3 card combo, and donate is a sorcery, AND almost any kind of removal or counter (artifact, creature, or activated ability or spell counters can stop it. So very tricky to pull off. But would be hilarious.
manaderp
☆☆☆☆☆ (0.0/5.0)
Crimeo, unless I'm missing something, that doesn't work for the simple reason that taking the Sundial back during their upkeep means it can't be activated because it's not your turn - "you" always means the controller of the object (except in the case of an object with no controller, in which case it means its owner). So a Sundial of the Infinite can never be activated except during its controller's turn, control-changing trickery or not.
TheShadow344
☆☆☆☆☆ (0.0/5.0)
@RamenAwesome

You cannot activate Sundial to prevent your Werewolves from transforming during their upkeep if your opponent cast two or more spells during your turn. The transform trigger just checks if two or more spells were cast, not if two or more spells resolve.

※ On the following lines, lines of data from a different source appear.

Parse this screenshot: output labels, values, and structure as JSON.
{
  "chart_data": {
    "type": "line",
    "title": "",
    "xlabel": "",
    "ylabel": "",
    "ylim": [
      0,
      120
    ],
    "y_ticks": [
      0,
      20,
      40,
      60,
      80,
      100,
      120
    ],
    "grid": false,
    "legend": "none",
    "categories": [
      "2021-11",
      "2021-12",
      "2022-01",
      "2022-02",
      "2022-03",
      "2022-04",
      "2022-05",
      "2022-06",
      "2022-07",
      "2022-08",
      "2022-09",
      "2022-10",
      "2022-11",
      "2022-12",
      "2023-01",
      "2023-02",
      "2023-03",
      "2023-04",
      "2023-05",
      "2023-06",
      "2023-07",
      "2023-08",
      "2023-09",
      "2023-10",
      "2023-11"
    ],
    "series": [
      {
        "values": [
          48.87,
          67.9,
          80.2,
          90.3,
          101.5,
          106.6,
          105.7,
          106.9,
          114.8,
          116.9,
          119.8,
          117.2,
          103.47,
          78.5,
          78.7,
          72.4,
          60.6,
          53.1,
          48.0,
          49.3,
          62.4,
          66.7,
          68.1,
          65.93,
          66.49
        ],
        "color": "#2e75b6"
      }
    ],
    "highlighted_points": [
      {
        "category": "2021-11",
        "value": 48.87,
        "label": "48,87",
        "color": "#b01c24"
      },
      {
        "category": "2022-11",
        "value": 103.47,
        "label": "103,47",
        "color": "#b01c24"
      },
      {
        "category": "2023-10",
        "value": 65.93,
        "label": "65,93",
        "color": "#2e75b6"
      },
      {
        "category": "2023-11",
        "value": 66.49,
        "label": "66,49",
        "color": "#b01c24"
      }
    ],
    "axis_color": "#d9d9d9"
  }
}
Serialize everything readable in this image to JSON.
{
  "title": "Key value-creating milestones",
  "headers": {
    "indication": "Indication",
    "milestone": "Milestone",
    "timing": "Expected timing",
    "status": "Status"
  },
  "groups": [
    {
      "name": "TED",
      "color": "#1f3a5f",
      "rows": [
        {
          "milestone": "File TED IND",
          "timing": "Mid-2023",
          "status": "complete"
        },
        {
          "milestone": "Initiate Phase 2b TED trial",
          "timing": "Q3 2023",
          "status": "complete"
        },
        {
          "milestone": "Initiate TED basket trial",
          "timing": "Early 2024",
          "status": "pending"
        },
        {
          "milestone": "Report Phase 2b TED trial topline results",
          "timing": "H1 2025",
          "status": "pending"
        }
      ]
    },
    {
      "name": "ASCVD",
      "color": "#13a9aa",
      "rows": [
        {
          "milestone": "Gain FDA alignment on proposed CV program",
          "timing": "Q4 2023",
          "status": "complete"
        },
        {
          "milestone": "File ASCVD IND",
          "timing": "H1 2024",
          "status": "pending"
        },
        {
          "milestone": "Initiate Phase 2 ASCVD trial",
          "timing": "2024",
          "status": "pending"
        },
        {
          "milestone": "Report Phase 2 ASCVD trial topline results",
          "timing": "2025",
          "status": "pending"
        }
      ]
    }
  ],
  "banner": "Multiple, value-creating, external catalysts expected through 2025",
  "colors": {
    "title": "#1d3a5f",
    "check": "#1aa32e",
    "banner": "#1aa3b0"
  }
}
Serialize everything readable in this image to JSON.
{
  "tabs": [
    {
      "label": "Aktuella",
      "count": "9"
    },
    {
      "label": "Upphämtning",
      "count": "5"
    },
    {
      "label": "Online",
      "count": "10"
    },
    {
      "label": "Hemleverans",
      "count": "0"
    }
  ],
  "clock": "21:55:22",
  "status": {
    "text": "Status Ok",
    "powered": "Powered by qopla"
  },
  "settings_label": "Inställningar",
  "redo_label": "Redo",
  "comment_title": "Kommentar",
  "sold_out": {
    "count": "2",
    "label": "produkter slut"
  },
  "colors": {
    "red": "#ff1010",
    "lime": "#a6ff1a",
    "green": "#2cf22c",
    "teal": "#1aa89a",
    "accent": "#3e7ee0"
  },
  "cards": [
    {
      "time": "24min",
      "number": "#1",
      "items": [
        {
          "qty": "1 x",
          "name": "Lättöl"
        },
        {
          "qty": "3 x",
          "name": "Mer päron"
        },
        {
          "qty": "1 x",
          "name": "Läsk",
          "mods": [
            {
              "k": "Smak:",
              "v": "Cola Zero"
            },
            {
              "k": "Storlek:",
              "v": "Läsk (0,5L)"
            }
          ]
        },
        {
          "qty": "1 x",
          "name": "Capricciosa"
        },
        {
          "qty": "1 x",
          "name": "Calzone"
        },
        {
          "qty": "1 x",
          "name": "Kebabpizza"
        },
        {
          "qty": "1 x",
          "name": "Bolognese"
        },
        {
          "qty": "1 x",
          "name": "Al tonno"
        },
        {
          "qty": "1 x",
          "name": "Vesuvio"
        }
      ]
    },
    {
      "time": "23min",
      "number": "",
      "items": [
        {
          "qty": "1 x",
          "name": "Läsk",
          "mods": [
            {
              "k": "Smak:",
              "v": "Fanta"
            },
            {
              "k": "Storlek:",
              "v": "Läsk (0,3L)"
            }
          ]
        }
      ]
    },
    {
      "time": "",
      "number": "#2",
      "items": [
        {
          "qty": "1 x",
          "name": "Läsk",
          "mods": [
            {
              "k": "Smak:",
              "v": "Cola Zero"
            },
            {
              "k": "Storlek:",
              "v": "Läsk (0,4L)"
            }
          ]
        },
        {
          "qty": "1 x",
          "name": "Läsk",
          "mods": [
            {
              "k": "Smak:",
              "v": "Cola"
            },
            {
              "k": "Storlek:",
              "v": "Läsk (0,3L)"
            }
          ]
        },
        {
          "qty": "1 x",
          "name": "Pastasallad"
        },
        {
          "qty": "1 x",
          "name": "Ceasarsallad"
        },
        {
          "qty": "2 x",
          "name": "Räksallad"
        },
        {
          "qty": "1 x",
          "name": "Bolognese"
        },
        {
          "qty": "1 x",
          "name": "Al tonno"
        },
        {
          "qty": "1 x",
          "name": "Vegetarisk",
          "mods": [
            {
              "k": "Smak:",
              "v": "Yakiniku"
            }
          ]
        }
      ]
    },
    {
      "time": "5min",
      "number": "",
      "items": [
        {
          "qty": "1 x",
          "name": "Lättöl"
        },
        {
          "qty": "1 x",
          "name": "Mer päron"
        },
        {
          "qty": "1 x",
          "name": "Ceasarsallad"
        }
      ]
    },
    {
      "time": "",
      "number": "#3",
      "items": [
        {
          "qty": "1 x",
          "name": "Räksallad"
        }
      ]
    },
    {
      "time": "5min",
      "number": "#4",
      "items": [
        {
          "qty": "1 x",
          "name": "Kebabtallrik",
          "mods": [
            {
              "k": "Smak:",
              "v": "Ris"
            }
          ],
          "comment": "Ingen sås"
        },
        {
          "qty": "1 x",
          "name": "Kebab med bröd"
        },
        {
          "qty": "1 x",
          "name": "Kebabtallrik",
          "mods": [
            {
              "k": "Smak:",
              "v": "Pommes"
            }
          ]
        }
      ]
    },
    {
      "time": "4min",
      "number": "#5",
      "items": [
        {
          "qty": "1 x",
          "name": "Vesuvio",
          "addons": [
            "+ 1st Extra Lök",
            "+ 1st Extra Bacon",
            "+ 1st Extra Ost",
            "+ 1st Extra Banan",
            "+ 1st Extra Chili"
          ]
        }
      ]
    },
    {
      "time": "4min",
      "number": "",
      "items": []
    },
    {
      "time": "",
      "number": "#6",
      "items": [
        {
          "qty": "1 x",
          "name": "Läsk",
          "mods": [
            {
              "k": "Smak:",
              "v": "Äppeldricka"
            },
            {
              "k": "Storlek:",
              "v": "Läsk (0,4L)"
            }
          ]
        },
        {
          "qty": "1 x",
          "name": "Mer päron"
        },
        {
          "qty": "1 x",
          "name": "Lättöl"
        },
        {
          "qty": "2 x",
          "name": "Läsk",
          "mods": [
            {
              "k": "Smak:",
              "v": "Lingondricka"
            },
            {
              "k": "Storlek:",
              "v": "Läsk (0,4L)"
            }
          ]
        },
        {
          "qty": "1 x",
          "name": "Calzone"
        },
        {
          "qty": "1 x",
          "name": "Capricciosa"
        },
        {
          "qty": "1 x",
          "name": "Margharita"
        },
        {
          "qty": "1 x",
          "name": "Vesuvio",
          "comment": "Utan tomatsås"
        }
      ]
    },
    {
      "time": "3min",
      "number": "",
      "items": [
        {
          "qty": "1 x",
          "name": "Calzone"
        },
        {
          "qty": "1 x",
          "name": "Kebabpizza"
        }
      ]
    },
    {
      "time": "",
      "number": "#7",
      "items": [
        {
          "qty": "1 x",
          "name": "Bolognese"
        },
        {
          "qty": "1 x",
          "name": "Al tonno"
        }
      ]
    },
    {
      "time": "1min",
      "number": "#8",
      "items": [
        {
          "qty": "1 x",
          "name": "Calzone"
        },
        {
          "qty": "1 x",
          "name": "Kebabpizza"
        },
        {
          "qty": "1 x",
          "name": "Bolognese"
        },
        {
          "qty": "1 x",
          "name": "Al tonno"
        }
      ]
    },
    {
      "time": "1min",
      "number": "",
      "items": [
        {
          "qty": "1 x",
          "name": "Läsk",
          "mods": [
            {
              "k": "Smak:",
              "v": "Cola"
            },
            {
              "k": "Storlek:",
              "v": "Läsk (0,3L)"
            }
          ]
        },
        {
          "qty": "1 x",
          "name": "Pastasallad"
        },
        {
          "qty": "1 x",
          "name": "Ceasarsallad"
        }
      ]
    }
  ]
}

Your opponent could even cast more spells in response to the Sundial activation if they wanted, so there really is no way to use Sundial to prevent the transformation.
Hymmnos
☆☆☆☆☆ (0.0/5.0)
Combos with opponent's Miss Demeanor.
TheDoomknight
☆☆☆☆☆ (0.0/5.0)
Rules? What Rules?
Artaeum
☆☆☆☆☆ (0.0/5.0)
I would just like to point out to everyone that if you look closely you can see very small people dressed in white walking around the bottom of the sundial and around the edge of it. This thing is freaking huge.
Black-Blue
☆☆☆☆☆ (0.0/5.0)
Sadly most people seem to forget you can only do this in YOUR turn and your opponents will have end steps and mostly every card states, until end of turn, it doesn't specify who's end step it is, so your Spark Trooper will be sac'd at the end of their turn, I also assume that you attacked with it so it's useless as a blocker in their turn too, unless you play another card to help that, now you're investing too much...
cactido
☆☆☆☆☆ (0.0/5.0)
@Black-Blue I really, really doubt "most" people forget you can't use this on your opponent's turn. I doubt there are even a few people who forget. Anyone who thinks that for two mana and a one mana cost activation you can end your opponent's turn at instant speed either re-reads the card and realizes they missed a crucial bit of text or has someone who watches them while they sleep so someone is there to remind them to start breathing again when they wake up.